Safety Communication on Using Robotically Assisted Surgical Devices for Cancer-Related Surgeries
On February 28, the FDA issued a safety communication to patients and health-care providers urging caution when using robotically assisted surgical devices for mastectomy and other cancer-related surgeries. Robotically assisted surgical devices enable surgeons to perform a variety of surgical procedures through small incisions in a patient’s body. Computer and software technology allow a surgeon to control surgical instruments attached to mechanical arms through small incisions, while viewing the surgical site in three-dimensional high definition. This type of surgery may help reduce pain, blood loss, scarring, infection, and recovery time after surgery in comparison to surgical procedures that do not use these devices.
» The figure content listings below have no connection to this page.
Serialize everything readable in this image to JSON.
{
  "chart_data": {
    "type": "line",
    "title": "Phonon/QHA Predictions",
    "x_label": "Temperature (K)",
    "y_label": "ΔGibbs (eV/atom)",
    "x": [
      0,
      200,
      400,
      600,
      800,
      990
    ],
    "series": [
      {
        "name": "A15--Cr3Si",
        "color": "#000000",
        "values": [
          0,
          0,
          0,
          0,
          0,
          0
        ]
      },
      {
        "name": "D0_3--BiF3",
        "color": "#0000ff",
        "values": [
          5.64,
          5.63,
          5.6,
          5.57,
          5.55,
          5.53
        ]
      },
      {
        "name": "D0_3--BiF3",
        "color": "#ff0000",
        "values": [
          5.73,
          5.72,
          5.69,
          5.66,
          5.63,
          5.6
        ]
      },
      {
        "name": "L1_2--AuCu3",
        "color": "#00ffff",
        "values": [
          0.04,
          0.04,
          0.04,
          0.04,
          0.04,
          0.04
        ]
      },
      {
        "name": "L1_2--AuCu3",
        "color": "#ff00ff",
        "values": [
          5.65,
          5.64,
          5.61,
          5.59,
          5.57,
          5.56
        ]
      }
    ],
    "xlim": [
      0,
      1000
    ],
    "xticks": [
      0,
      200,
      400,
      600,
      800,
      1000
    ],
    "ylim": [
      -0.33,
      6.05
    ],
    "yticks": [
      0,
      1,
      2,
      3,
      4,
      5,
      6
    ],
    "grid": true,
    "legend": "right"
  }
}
The FDA has not granted marketing authorization for any robotically assisted surgical devices for use in mastectomy or for the treatment or prevention of cancer. However, the FDA is aware of scientific literature and media publications reporting poor outcomes for patients, including one limited report that describes a potentially lower rate of long-term survival when surgeons and hospital systems use robotically assisted surgical devices instead of traditional surgery for hysterectomy in cases of cervical cancer. In addition, the FDA has received a small number of medical device reports of patient injury when these devices are used in cancer-related procedures.
The safety communication warns patients and providers to be aware that the safety and effectiveness of robotically assisted surgical devices for mastectomy and any cancer-related surgery has not been established. In addition, the FDA urges health-care providers to complete the appropriate training for the specific robotically assisted surgical procedures performed.
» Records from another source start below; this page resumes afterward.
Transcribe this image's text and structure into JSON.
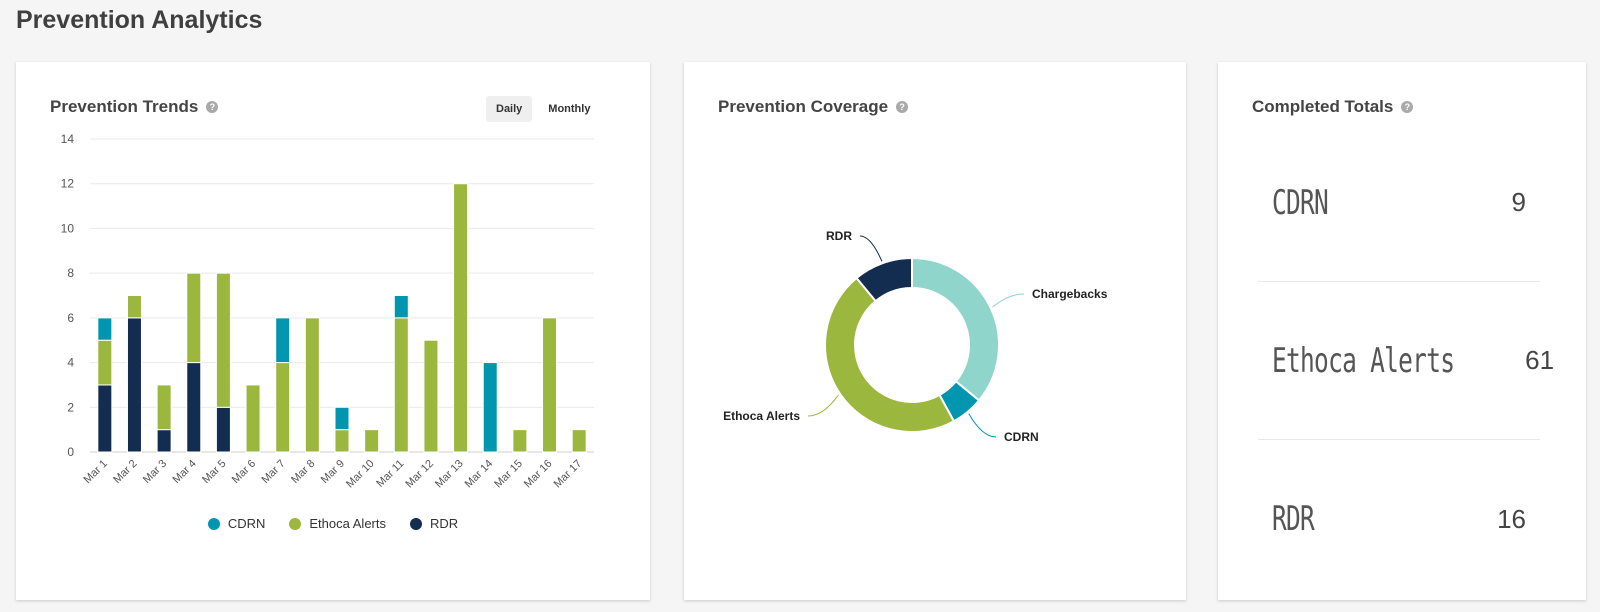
{
  "page": {
    "title": "Prevention Analytics"
  },
  "colors": {
    "cdrn": "#0096b0",
    "ethoca": "#9cb73e",
    "rdr": "#132d51",
    "chargebacks": "#8fd5cc"
  },
  "trends": {
    "title": "Prevention Trends",
    "help": "?",
    "toggle": {
      "daily": "Daily",
      "monthly": "Monthly",
      "active": "daily"
    }
  },
  "coverage": {
    "title": "Prevention Coverage",
    "help": "?"
  },
  "totals": {
    "title": "Completed Totals",
    "help": "?",
    "rows": [
      {
        "label": "CDRN",
        "value": "9"
      },
      {
        "label": "Ethoca Alerts",
        "value": "61"
      },
      {
        "label": "RDR",
        "value": "16"
      }
    ]
  },
  "chart_data": [
    {
      "type": "bar",
      "stacked": true,
      "title": "",
      "xlabel": "",
      "ylabel": "",
      "ylim": [
        0,
        14
      ],
      "yticks": [
        0,
        2,
        4,
        6,
        8,
        10,
        12,
        14
      ],
      "grid": true,
      "legend_position": "bottom",
      "categories": [
        "Mar 1",
        "Mar 2",
        "Mar 3",
        "Mar 4",
        "Mar 5",
        "Mar 6",
        "Mar 7",
        "Mar 8",
        "Mar 9",
        "Mar 10",
        "Mar 11",
        "Mar 12",
        "Mar 13",
        "Mar 14",
        "Mar 15",
        "Mar 16",
        "Mar 17"
      ],
      "series": [
        {
          "name": "RDR",
          "color": "#132d51",
          "values": [
            3,
            6,
            1,
            4,
            2,
            0,
            0,
            0,
            0,
            0,
            0,
            0,
            0,
            0,
            0,
            0,
            0
          ]
        },
        {
          "name": "Ethoca Alerts",
          "color": "#9cb73e",
          "values": [
            2,
            1,
            2,
            4,
            6,
            3,
            4,
            6,
            1,
            1,
            6,
            5,
            12,
            0,
            1,
            6,
            1
          ]
        },
        {
          "name": "CDRN",
          "color": "#0096b0",
          "values": [
            1,
            0,
            0,
            0,
            0,
            0,
            2,
            0,
            1,
            0,
            1,
            0,
            0,
            4,
            0,
            0,
            0
          ]
        }
      ]
    },
    {
      "type": "pie",
      "donut": true,
      "title": "",
      "slices": [
        {
          "name": "Chargebacks",
          "value": 36,
          "color": "#8fd5cc"
        },
        {
          "name": "CDRN",
          "value": 6,
          "color": "#0096b0"
        },
        {
          "name": "Ethoca Alerts",
          "value": 47,
          "color": "#9cb73e"
        },
        {
          "name": "RDR",
          "value": 11,
          "color": "#132d51"
        }
      ]
    }
  ]
}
The FDA also recommends that patients and health-care providers discuss the benefits, risks, and alternative procedure options to make informed treatment decisions. The agency also advises patients to ask their health-care providers about training, experience, and outcomes related to the use of robotically assisted surgery.
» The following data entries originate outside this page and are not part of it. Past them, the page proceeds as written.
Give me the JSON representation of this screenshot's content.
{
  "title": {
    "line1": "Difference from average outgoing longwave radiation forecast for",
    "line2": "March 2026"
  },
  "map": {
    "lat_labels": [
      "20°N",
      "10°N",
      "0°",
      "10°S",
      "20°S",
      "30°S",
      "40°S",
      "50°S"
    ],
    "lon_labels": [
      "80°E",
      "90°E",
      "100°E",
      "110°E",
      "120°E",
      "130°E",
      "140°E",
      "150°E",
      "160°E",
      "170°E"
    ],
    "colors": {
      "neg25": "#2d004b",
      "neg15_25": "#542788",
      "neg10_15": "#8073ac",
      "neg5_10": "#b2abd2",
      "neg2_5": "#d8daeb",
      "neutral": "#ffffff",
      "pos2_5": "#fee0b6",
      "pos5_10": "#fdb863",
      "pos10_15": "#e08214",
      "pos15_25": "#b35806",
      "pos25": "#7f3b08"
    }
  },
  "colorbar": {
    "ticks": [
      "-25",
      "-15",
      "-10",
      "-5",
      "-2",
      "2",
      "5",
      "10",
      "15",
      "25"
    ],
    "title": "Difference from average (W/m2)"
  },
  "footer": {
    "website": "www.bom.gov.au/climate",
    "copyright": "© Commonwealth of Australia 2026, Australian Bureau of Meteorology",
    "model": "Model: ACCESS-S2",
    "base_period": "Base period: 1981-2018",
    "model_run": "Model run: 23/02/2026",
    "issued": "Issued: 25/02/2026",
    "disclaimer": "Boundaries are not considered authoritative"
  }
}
“[T]oday we are warning patients and providers that the use of robotically assisted surgical devices for any cancer-related surgery has not been granted marketing authorization by the agency, and therefore the survival benefits to patients when compared to traditional surgery have not been established,” said Terri Cornelison, MD, PhD, Assistant Director for the Health of Women in the FDA’s Center for Devices and Radiological Health. “Our surveillance using multiple tools—medical device reports, patient registries, scientific literature—helps us monitor and identify potential problems with medical devices as they arise. In the case of robotically assisted surgical devices and cancer-related uses such as mastectomy, we are aware of scientific literature reporting that surgeons have been using the device for uses not granted marketing authorization by the FDA. We want doctors and patients to be aware of the lack of evidence of safety and effectiveness for these uses so they can make better informed decisions about their cancer treatment and care. This safety communication issued today reflects the agency’s commitment to enhancing our oversight of device safety as part of our Medical Device Safety Action Plan, as well as the agency’s ongoing commitment to advancing women’s health.”
The content in this post has not been reviewed by the American Society of Clinical Oncology, Inc. (ASCO®) and does not necessarily reflect the ideas and opinions of ASCO®.